AS NOSSAS SUGESTÕES - JULHO DE 2007
Ramón Gómez de La Serna (1888-1963), poeta e vanguardista espanhol, com uma obra futurista que estava para além do seu tempo, é hoje um dos pensadores mais citados um pouco por todo o mundo, sobre todo o género de matérias. Para além das suas obras de elevada qualidade literária, com o demonstram, por exemplo, os volumes «Seios» e «Greguerías», destaque para a «Marginálias» que compôs com o poeta e artista plástico português, Almada Negreiros.

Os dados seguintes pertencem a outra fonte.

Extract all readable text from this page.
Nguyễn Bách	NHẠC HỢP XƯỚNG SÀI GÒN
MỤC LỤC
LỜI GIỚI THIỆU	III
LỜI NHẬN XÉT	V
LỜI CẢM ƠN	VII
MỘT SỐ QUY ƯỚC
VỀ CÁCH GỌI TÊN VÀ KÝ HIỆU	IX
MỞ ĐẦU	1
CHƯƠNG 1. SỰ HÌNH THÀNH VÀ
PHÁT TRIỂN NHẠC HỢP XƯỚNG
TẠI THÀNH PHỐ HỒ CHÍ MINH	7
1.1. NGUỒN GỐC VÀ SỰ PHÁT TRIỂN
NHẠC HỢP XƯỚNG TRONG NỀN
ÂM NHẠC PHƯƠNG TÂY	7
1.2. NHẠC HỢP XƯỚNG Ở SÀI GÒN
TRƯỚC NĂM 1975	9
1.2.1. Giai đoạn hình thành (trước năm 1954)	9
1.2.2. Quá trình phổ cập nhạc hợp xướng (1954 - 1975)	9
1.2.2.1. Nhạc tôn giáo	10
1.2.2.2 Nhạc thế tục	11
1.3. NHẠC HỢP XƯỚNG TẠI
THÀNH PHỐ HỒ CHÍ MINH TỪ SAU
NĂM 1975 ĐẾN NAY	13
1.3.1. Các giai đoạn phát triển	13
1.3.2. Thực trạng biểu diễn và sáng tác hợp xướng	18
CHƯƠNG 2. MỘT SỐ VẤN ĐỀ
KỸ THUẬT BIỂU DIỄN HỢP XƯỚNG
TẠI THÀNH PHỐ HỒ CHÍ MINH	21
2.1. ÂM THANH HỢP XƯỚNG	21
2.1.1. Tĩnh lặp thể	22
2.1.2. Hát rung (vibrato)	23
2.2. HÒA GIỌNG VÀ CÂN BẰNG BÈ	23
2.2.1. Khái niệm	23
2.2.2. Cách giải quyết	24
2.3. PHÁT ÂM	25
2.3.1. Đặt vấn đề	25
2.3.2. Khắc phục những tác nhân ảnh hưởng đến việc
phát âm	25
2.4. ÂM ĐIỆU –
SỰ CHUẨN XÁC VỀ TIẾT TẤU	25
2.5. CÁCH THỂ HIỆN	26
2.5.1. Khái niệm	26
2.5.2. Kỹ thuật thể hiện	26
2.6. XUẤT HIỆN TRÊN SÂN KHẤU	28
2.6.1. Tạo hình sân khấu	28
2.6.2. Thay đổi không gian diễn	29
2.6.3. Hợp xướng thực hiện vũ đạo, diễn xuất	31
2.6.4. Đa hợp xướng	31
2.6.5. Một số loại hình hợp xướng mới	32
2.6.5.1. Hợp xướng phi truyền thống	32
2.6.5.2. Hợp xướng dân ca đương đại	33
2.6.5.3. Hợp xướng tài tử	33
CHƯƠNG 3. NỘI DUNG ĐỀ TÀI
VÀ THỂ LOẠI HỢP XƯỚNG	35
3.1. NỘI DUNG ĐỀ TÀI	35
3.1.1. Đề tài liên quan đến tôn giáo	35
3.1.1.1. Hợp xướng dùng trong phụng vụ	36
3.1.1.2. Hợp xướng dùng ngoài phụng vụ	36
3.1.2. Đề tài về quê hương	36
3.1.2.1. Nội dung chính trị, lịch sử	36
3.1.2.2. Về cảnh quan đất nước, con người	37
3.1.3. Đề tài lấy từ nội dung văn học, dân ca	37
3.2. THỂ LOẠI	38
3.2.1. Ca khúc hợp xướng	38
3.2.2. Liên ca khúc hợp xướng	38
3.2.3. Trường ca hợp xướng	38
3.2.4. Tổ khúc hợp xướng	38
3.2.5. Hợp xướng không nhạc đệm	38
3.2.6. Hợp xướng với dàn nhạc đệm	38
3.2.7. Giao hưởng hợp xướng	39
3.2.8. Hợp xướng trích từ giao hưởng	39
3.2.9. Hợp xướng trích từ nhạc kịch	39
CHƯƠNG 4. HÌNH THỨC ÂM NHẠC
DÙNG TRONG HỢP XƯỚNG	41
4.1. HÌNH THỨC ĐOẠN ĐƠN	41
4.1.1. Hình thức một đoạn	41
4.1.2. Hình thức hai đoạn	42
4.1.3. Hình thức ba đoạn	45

Dando continuidade à publicação da obra de Ramón Gómez de la Serna (1888- -1963), a bem dizer um autor ainda pouco conhecido em Portugal, a Antígona apresenta agora, com tradução de José Colaço Barreiros, Seis Falsas Novelas (1923), que constitui um dos livros mais importantes deste autor. Revela-se aqui toda a desenvoltura e arrojo do seu génio, capaz de se adaptar aos ambientes das mais exacerbadas extravagâncias; nestas páginas convivem episódios de uma humanidade que La Serna soube intuir com genial clarividência. Antecipando-se a James Joyce no profundo abalo a que a novelística se viu sujeita, deu a público mais de cem títulos, entre novela, romance, ensaio, biografia, memoralismo e crítica de arte, introduzindo até um género literário que lhe é próprio, a greguería.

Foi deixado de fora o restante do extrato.